Betty White knows we're not ourselves when we're hungry. Not that Snickers are the answer.
That's why it's essential for our legislators to pass the School Lunch Aid bill, moving now through both houses. The $3.5 million bill would waive the 40-cents-a-meal cost for kids who fall into the "reduced-lunch" category, allowing them to eat their important midday meal for free.
Kids can't think if they're hungry. They also can't focus on an upcoming algebra test if they've just been humiliated with a hand stamp in the lunch line or, worse, by having their food tray dumped in the trash due to a parent's inability to pay.
Wouldn't happen here? But it has.
"Horrified," is the word Jessica Webster uses to describe her reaction when she first got wind of this reality five years ago. That's when Webster, a staff attorney for St. Paul-based Legal Aid, learned that many of Minnesota's low-income kids were being turned away in the lunch line or being shamed.

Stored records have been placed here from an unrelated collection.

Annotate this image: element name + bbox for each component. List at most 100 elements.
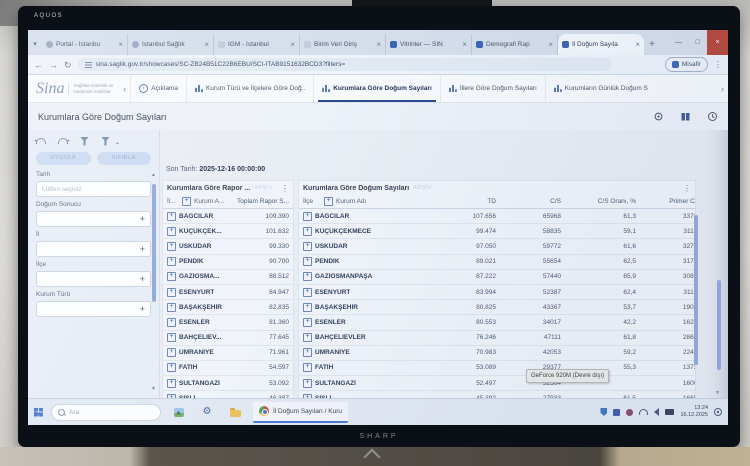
table-row[interactable]: PENDİK 90.700: [163, 255, 293, 270]
wifi-icon[interactable]: [639, 409, 649, 415]
expand-row-icon[interactable]: [303, 317, 312, 327]
expand-row-icon[interactable]: [167, 393, 176, 398]
table-row[interactable]: BAHÇELİEVLER 76.246 47111 61,8 28672: [299, 331, 695, 346]
expand-row-icon[interactable]: [167, 363, 176, 373]
table-row[interactable]: SULTANGAZİ 52.497 32504 16000: [299, 376, 695, 392]
page-scrollbar-thumb[interactable]: [717, 280, 721, 370]
page-scroll-down-icon[interactable]: ▼: [715, 390, 720, 396]
panel-menu-icon[interactable]: ⋮: [281, 183, 289, 193]
browser-menu-icon[interactable]: ⋮: [714, 60, 722, 69]
expand-row-icon[interactable]: [167, 241, 176, 251]
kurum-turu-input[interactable]: +: [36, 301, 151, 317]
tabs-scroll-right-icon[interactable]: ›: [721, 83, 724, 94]
col-td[interactable]: TD: [487, 198, 496, 205]
undo-icon[interactable]: [34, 138, 46, 144]
taskbar-search[interactable]: Ara: [51, 403, 161, 421]
tab-kurumlara-gore[interactable]: Kurumlara Göre Doğum Sayıları: [313, 75, 440, 102]
profile-chip[interactable]: Misafir: [664, 57, 708, 72]
filter-add-icon[interactable]: [101, 136, 110, 146]
plus-icon[interactable]: +: [139, 274, 145, 284]
table-row[interactable]: SULTANGAZİ 53.092: [163, 376, 293, 392]
table-row[interactable]: ESENYURT 83.994 52387 62,4 31121: [299, 285, 695, 301]
table-row[interactable]: FATİH 54.597: [163, 361, 293, 377]
browser-tab-active[interactable]: İl Doğum Sayıla: [558, 34, 644, 55]
tab-close-icon[interactable]: [290, 41, 295, 49]
forward-icon[interactable]: →: [49, 59, 58, 70]
tab-close-icon[interactable]: [204, 41, 209, 49]
expand-row-icon[interactable]: [167, 272, 176, 282]
expand-row-icon[interactable]: [303, 287, 312, 297]
ilce-input[interactable]: +: [36, 271, 151, 287]
table-row[interactable]: ÜMRANİYE 71.961: [163, 346, 293, 361]
new-tab-button[interactable]: +: [649, 39, 655, 50]
expand-row-icon[interactable]: [303, 211, 312, 221]
table-row[interactable]: BAHÇELİEV... 77.645: [163, 331, 293, 346]
file-explorer-button[interactable]: [225, 399, 245, 425]
table-row[interactable]: BAŞAKŞEHİR 82.835: [163, 300, 293, 316]
browser-tab[interactable]: İstanbul Sağlık: [128, 34, 214, 55]
expand-row-icon[interactable]: [303, 272, 312, 282]
sidebar-scrollbar[interactable]: ▲ ▼: [151, 172, 157, 392]
plus-icon[interactable]: +: [139, 214, 145, 224]
table-row[interactable]: KÜÇÜKÇEK... 101.632: [163, 224, 293, 240]
expand-row-icon[interactable]: [167, 257, 176, 267]
tab-search-caret-icon[interactable]: ▾: [33, 41, 37, 48]
expand-row-icon[interactable]: [303, 226, 312, 236]
tab-close-icon[interactable]: [635, 41, 640, 49]
col-toplam[interactable]: Toplam Rapor S...: [237, 198, 290, 205]
expand-row-icon[interactable]: [303, 333, 312, 343]
expand-row-icon[interactable]: [303, 257, 312, 267]
expand-row-icon[interactable]: [303, 378, 312, 388]
taskbar-clock[interactable]: 13:24 16.12.2025: [680, 405, 708, 419]
apply-button[interactable]: UYGULA: [36, 152, 91, 165]
col-primer-cs[interactable]: Primer C/S: [669, 198, 695, 205]
scrollbar-thumb[interactable]: [152, 184, 156, 302]
il-input[interactable]: +: [36, 241, 151, 257]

"We drafted a bill that said you couldn't do that," Webster said. The bill went nowhere, mainly because nobody believed her stories. In 2011, Legal Aid, partnering with four Minneapolis law firms, conducted a school lunch survey of 182 school districts. Among their findings:
• 30 Minnesota school districts have some form of "turn-away" policy, ranging from allowing the child a limited number of hot meals before stopping, to turning even the youngest grade-schoolers away immediately.
• Seven districts stamp children's hands as a deterrent to nonpayment. One district issues a "red card" after four unpaid lunches, while another issues "purple tickets" for nonpayers.